On this week’s ‘So You Think You’re an Adult?’, one listener is appalled to discover they threw out their messy flatmate’s expensive watch without realising.
“Let’s just call the guy Jake,” they told Moncrieff. “For the last few weeks, he has mysteriously disappeared every time it’s his turn to take out the bins.
“So, this week, I did it.
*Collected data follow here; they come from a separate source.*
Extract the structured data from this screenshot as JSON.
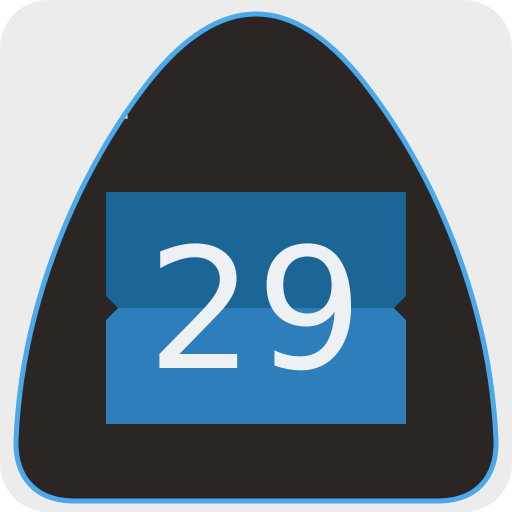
{
  "app_icon": {
    "name": "Calendar",
    "day": "29",
    "colors": {
      "background": "#ececec",
      "shield_fill": "#2b2623",
      "shield_outline": "#4aa9ea",
      "tile_top": "#1b6597",
      "tile_bottom": "#2e7ebb",
      "digits": "#eef1f4"
    }
  }
}
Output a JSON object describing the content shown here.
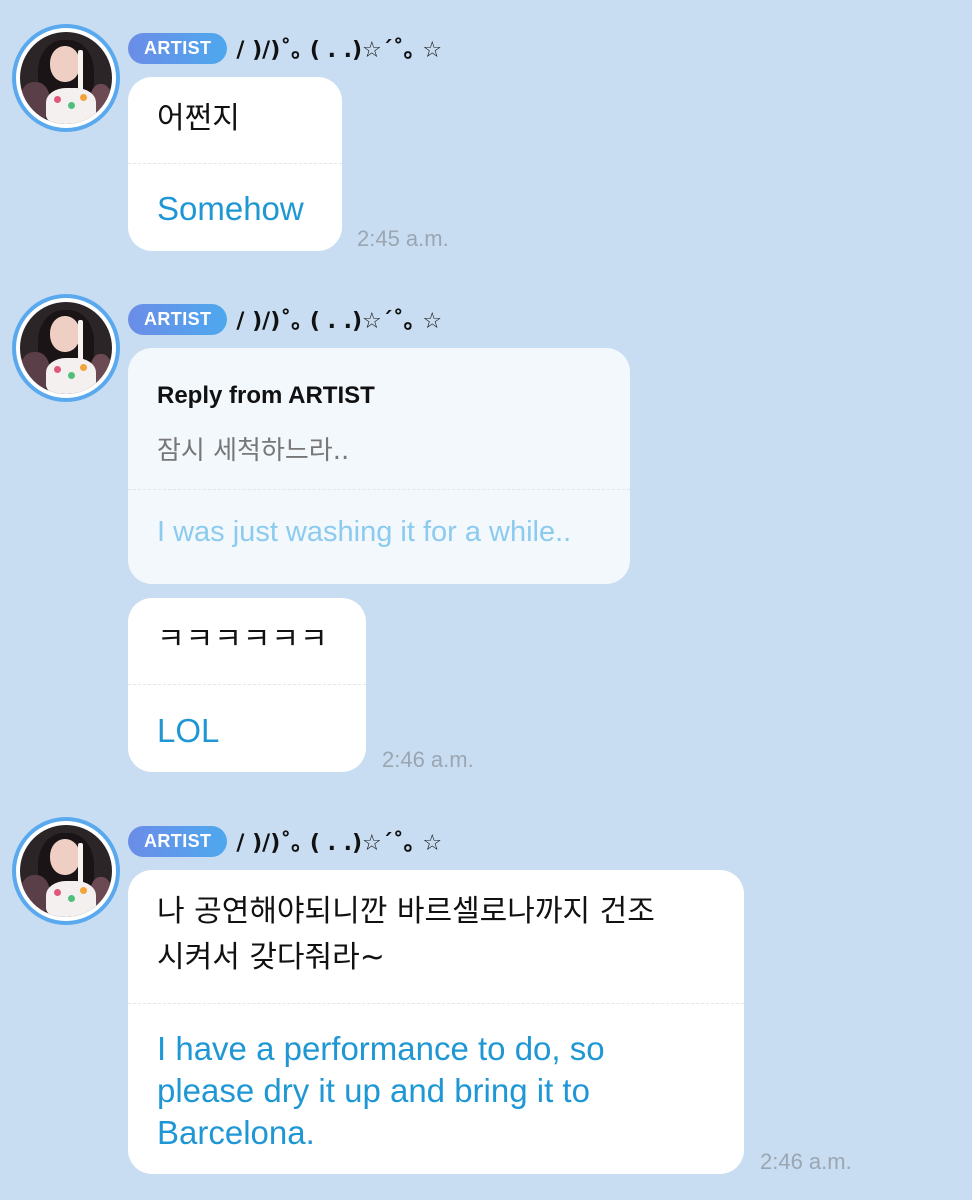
{
  "sender": {
    "badge": "ARTIST",
    "nickname": "/ )/)˚｡ ( . .)☆´˚｡ ☆"
  },
  "messages": [
    {
      "korean": "어쩐지",
      "english": "Somehow",
      "time": "2:45 a.m."
    },
    {
      "reply": {
        "title": "Reply from ARTIST",
        "korean": "잠시 세척하느라..",
        "english": "I was just washing it for a while.."
      },
      "korean": "ㅋㅋㅋㅋㅋㅋ",
      "english": "LOL",
      "time": "2:46 a.m."
    },
    {
      "korean_lines": [
        "나 공연해야되니깐 바르셀로나까지 건조",
        "시켜서 갖다줘라~"
      ],
      "english_lines": [
        "I have a performance to do, so",
        "please dry it up and bring it to",
        "Barcelona."
      ],
      "time": "2:46 a.m."
    }
  ],
  "colors": {
    "background": "#c9ddf2",
    "bubble": "#ffffff",
    "reply_bubble": "#f3f8fd",
    "translation_text": "#1f97d4",
    "avatar_ring": "#5aa9ef",
    "badge_gradient": [
      "#6b8de8",
      "#4ea8ee"
    ]
  }
}
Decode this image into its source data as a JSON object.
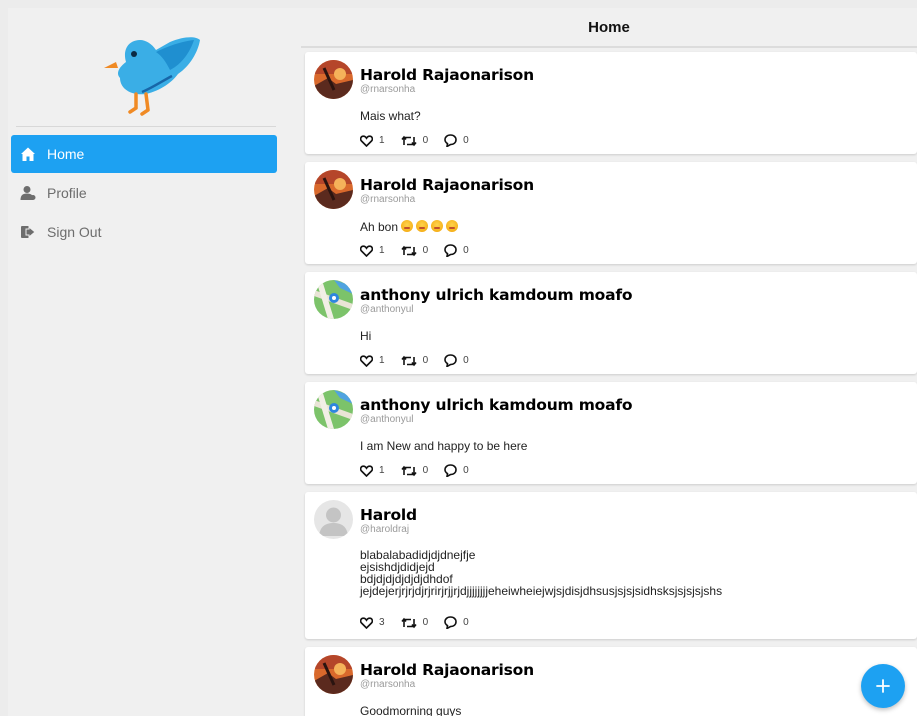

I gathered stuff from around the living room, including a cardboard box on the coffee table, assuming it was empty.”
However, the listener later learned Jake’s expensive watch he had just “splurged on” was in the cardboard box.
“He’s furious,” they said. “Now, I feel terrible.
“Should I offer to buy him a new watch, even though it was an honest mistake?”
Shared spaces
Broadcaster Declan Buckley said there is a “certain amount of respect required” in spaces shared with flatmates, which Jake doesn’t have.
“I can totally see how in a fit of frustration, you just nob everything in you just kind of lump everything into a black bin and throw it to the dump,” he said.
Despite Jake’s messiness, however, the listener must acknowledge the “consequences of what you’ve done” and decide whether or not to tell Jake.
“Jake might believe in his own messiness, he left it somewhere and he can’t remember,” Declan said.
'Take responsibility for your own actions'
Writer Barbara Scully said the listener “must take responsibility for your own actions” and tell Jake they threw out the watch accidentally.
“Jake’s living in hope [the watch] is going to be somewhere, and it’s never going to be,” she said.
The listener should consider if they weren’t throwing out rubbish “in a haste”, they might have realised Jake’s watch was on the table.
“They shouldn’t have chucked the box out without checking,” she said.
“[He] left it on a table, which he is quite entitled to do since it’s a shared space - he didn’t go into your bedroom and leave it there.”
Declan and Barbara were unsure how much the listener should back pay for the missing watch.
Declan said there is a “lesson in there” for Jake about being responsible for his belongings and his chores.
“There is a way [to compromise],” he said. “Maybe a kind of a measure of a contribution rather than a completely replacement.”
Barbara didn’t think that was fair, as the watch could cost “thousands” and the listener ultimately threw it out.
“There is a lesson to be learned [for Jake], but should he be paying and being at the loss of a couple of grand potentially?” Barbara questioned.
“I think [the roommate] has a duty to replace the watch.”